O crescimento das plantas alimentícias não convencionais
Um produto que exige cuidados especiais, colhido folha a folha e flor a flor, está conquistando espaço na alta gastronomia e gerando um negócio promissor no Espírito Santo. As plantas alimentícias não convencionais (PANCs), como microverdes e flores comestíveis, tornam-se cada vez mais valorizadas nas mãos do agrônomo Giliard Prúcoli, que lidera essa inovação.
Localizado em Xuri, na zona rural de Vila Velha, na Grande Vitória, o projeto se desenvolve em um sistema de agricultura periurbana, que é a transição entre o urbano e o rural. Parte da colheita ocorre em ambiente controlado, enquanto outra porção é cultivada ao ar livre, aproveitando a riqueza do solo capixaba.
Com um modelo de negócios bem definido, a iniciativa obteve resultados significativos. Em pouco mais de dois anos, Giliard conseguiu dobrar o faturamento da produção. A proposta é explorar um mercado pouco conhecido, que inclui PANCs muitas vezes chamadas de ‘mato de comer’, com destaque para capuchinha, ora-pro-nóbis, taioba e azedinha.
A capuchinha, por exemplo, se destaca não apenas pela beleza que pode agregar aos pratos, mas também por seus elevados níveis de nutrientes e antioxidantes, conforme explicou Giliard. Além das PANCs, o empreendimento também foca na produção de microverdes, que são versões reduzidas de vegetais comuns, como couve, beterraba, mostarda e rabanete. Esses pequenos vegetais, colhidos entre sete e 21 dias após o plantio, são ricos em vitaminas e minerais, tornando-se uma adição valiosa à alimentação saudável.

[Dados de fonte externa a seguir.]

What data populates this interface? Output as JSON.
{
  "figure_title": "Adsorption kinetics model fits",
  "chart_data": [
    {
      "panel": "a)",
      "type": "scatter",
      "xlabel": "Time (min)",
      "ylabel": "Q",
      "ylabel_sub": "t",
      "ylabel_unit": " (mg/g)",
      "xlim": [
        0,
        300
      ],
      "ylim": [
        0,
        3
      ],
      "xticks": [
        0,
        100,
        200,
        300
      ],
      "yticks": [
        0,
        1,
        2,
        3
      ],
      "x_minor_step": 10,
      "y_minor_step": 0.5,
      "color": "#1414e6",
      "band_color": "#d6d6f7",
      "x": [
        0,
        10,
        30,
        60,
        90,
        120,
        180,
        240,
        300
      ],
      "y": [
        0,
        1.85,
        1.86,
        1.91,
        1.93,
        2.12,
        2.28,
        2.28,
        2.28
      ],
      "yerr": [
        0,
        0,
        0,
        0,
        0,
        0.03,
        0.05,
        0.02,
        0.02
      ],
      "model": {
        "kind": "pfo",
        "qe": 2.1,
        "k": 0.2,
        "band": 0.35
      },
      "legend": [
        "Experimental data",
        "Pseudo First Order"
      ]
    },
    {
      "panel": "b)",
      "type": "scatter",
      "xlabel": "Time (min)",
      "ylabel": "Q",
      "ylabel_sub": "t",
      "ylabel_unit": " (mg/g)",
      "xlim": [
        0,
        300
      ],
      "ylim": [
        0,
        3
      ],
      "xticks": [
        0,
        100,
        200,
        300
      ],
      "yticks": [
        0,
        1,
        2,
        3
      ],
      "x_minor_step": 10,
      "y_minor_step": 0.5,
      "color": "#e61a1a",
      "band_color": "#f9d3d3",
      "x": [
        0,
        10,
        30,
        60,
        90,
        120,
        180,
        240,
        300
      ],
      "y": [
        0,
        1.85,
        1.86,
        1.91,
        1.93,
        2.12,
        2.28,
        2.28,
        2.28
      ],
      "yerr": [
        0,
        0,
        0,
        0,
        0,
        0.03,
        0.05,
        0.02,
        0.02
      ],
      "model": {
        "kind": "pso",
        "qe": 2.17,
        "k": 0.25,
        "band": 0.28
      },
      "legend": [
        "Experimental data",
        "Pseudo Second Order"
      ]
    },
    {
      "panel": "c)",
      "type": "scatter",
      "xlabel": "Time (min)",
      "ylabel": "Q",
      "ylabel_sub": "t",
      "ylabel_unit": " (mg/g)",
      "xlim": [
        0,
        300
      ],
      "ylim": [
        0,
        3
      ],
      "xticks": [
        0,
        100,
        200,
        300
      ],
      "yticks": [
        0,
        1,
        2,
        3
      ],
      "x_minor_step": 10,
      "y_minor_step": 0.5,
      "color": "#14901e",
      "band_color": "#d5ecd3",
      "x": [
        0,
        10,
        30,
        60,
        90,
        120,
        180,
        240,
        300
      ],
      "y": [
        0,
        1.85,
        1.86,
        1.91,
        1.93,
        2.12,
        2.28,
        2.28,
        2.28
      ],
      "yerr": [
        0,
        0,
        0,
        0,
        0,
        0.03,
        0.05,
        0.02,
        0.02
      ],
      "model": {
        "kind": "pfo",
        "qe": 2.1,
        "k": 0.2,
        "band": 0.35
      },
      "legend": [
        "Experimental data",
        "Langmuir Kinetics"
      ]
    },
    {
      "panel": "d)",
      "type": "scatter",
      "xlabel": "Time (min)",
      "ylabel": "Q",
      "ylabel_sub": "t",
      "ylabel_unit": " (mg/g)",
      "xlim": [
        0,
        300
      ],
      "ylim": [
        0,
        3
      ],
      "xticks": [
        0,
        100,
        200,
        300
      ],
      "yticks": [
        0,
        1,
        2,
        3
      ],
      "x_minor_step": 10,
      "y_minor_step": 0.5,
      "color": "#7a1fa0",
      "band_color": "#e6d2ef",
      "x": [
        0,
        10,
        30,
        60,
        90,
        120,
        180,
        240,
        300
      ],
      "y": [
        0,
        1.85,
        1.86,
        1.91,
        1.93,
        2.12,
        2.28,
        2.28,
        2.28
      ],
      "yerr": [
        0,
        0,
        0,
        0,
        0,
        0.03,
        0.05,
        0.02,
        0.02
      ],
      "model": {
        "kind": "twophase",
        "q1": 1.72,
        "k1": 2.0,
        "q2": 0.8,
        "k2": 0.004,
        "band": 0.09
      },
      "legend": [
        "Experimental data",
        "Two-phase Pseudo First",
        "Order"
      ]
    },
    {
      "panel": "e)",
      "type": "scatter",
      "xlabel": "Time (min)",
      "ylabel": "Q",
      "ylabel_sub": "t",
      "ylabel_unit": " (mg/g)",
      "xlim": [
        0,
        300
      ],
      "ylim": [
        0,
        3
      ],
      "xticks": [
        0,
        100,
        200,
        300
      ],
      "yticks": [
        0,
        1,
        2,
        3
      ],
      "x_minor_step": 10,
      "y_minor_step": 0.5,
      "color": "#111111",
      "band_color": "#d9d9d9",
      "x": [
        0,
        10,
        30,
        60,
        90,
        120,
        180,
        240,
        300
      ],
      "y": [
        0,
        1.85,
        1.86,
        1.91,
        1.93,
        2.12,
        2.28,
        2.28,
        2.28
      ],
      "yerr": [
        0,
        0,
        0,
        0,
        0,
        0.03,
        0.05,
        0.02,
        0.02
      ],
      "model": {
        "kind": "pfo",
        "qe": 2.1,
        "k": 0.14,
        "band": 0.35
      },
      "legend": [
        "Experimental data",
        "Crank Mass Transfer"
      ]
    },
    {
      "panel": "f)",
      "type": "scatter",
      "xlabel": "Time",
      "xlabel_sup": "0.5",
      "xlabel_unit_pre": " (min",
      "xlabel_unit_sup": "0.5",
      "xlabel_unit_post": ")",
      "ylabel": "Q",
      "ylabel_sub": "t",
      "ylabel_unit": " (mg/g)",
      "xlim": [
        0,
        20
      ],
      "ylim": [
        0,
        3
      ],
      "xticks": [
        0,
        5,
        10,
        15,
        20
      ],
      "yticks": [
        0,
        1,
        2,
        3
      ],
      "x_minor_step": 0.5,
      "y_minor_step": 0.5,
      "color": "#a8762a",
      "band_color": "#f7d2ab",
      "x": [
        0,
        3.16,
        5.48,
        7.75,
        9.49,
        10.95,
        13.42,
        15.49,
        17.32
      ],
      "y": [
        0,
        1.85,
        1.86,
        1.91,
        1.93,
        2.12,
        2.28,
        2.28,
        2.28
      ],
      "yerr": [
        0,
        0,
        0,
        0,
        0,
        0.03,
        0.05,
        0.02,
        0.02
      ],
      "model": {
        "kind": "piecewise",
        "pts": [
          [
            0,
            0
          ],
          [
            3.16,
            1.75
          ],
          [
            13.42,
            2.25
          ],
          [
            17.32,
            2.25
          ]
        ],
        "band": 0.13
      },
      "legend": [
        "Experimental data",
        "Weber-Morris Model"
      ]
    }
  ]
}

Expansão e busca por inovações
Com a crescente demanda pelos produtos, o empresário Jadiel Assunção se uniu ao projeto, auxiliando na expansão da produção e no aumento da capacidade. A estrutura inicial se mostrou insuficiente, obrigando os produtores a buscarem novas instalações e a investirem em melhorias no cultivo.
“A casa de produção que tínhamos ficou pequena. Precisamos expandir. Antes de mudarmos, realizamos um completo processo de análise de solo, água e construção, garantindo que tudo estivesse adequado”, relatou Jadiel.
A empresa não se limita apenas às PANCs, mas também investe em flores comestíveis, que atraem tanto pela estética quanto pela contribuição nutricional. Segundo os produtores, esses itens estão em alta demanda, especialmente entre chefs e restaurantes que buscam diferenciais em seus pratos.
“Temos o lado decorativo das flores comestíveis, mas não podemos esquecer o aspecto nutricional. Os microverdes, por exemplo, são até recomendados por nutricionistas. Já as flores são atraentes visualmente, mas também oferecem benefícios para a saúde”, acrescentou Jadiel.
O compromisso da empresa com a sustentabilidade é evidente. O substrato utilizado para o plantio é reaproveitado em forma de compostagem, e as embalagens para entrega são biodegradáveis, alinhando-se a uma produção responsável.
Uma nova abordagem no agronegócio
Atualmente, a empresa produz cerca de 4 mil unidades mensalmente, distribuídas não só no Espírito Santo, mas também em São Paulo. Essa alta no volume revela um mercado em emergência, cada vez mais aberto a inovações e a novos sabores.
Antes de embarcar nesse ramo, Jadiel trabalhava na indústria da moda. A mudança de campo ocorreu por meio da parceria com Giliard. “Eu digo que não deixei a moda para trás. Eu trouxe essa essência comigo. Moda é a maneira como você se apresenta ao mundo; hoje, isso se reflete em nosso cultivo, nas variedades e na forma como atendemos nossos clientes”, afirmou.
Um dos diferenciais da produção é o investimento em espécies menos tradicionais, como o jambu, uma planta amazônica que proporciona uma leve sensação de formigamento na boca. Esse ingrediente tem ganhado destaque na alta gastronomia, a ponto de já figurar em metade dos pratos de um restaurante em Vila Velha, conforme destacou o sous chef Pedro Cardozo Thomazini.
“Não se trata apenas de estética. Utilizamos esses ingredientes para adicionar sabor, acidez, amargor ou até um toque picante aos pratos”, analisou Pedro. Embora algumas pessoas ainda possam ser reticentes em relação a esses produtos, os produtores acreditam fortemente que esse nicho está apenas começando a se expandir.
“À primeira vista, pode parecer algo supérfluo ou caro. Contudo, à medida que as pessoas compreendem as qualidades e benefícios, começam a mudar sua percepção”, enfatizou Giliard.